Getting all desktosp and servers powershell version

As you all are aware about the security notification that MS release about the Powershell version to be updated to due to security flaw. I was planning to get the different version of Powershell on our desktops and servers. So, I wrote this script and wanted to know whether this would work before I run it on my production environment?

$adcomputer=(Get-ADComputer -Filter *).Name
foreach ($computer in $adcomputer)
{
Invoke-Command -ComputerName $adcomputer -Scriptblock {$PSVersionTable.psversion} -ErrorAction SilentlyContinue | out-file c:\result.txt -append -force
}

John,
Welcome to the forum.

Are we? If I’m not wrong the Windows PowerShell gets updated with the OS.

Since you do not do something harmful in your snippet it schould be quite safe/harmless to run the code even on your production environment.

Since the parameter -ComputerName from the cmdlet Invoke-Command can take a list of computers you actually don’t need a loop for your task.

$adcomputerList = (Get-ADComputer -Filter *).Name
Invoke-Command -ComputerName $adcomputerList  -Scriptblock { $PSVersionTable.PSVersion } -ErrorAction SilentlyContinue | 
    Select-Object -Property PSComputerName,Major,Minor,Build,Revision |
        Export-CSV -Path c:\result.csv -NoTypeInformation -Delimiter ','

While PS does normally update with the OS, I believe the OP is referencing the alert a few days ago in which Microsoft is strongly suggesting everyone upgrade now:

While the alert seems geared toward Azure, the flaw itself is in .Net, and is thus an issue for everyone.

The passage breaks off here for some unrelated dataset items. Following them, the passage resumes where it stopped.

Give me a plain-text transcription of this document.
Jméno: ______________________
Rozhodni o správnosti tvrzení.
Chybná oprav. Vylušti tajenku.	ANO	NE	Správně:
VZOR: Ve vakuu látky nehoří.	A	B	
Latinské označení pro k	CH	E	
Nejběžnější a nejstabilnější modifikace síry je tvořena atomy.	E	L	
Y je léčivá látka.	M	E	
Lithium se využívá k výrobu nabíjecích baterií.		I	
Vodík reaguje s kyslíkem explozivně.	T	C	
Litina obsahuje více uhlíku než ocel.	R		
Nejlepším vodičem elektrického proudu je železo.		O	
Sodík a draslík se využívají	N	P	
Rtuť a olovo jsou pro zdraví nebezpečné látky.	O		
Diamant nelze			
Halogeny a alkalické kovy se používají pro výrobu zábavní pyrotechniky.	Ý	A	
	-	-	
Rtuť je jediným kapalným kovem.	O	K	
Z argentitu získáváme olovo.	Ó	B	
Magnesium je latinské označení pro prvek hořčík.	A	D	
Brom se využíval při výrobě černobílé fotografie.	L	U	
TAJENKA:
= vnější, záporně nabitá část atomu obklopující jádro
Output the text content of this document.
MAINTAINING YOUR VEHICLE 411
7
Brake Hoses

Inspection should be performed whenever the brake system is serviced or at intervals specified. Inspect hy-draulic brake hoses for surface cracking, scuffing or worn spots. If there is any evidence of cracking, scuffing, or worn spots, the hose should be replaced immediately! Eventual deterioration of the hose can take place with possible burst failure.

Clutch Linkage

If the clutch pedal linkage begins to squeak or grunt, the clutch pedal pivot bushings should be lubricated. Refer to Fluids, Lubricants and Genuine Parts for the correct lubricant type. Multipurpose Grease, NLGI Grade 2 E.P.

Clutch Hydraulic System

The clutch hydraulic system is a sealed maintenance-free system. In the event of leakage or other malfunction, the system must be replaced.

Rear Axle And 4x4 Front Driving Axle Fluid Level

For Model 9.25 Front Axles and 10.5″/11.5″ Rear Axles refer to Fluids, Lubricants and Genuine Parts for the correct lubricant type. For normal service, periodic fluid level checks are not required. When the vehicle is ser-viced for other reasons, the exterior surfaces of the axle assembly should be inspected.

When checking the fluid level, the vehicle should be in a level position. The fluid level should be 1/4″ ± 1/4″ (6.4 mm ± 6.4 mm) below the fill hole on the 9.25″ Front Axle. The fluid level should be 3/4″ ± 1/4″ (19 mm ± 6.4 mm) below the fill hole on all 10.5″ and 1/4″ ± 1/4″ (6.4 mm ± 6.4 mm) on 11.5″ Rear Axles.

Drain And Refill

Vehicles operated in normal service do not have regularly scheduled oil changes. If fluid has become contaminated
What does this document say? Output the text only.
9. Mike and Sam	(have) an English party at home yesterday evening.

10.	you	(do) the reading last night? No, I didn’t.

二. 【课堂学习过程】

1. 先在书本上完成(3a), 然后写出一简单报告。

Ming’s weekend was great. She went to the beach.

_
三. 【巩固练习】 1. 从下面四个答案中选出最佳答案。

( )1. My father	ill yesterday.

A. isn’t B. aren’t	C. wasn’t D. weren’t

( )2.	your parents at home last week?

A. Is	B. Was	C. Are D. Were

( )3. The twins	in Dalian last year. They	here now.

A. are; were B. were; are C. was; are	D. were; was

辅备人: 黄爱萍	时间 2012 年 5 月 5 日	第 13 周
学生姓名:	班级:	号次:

@oryx360 I don’t see why that script would not work, so long as the computers are actually up and available at the time you run it.

This is the error I get

Invoke-Command : One or more computer names are not valid. If you are trying to pass a URI, use the -ConnectionUri parameter, or pass URI objects instead of strings.
At C:\Users\Usr001\Documents\Powershell Scripts\PowershellVersion1.ps1:2 char:1

  • Invoke-Command -ComputerName $adcomputerList -Scriptblock { $PSVersi …
  •   + CategoryInfo          : InvalidArgument: (System.String[]:String[]) [Invoke-Command], ArgumentException
      + FullyQualifiedErrorId : PSSessionInvalidComputerName,Microsoft.PowerShell.Commands.InvokeCommandCommand

So you should check the list of computer names you create with your AD query.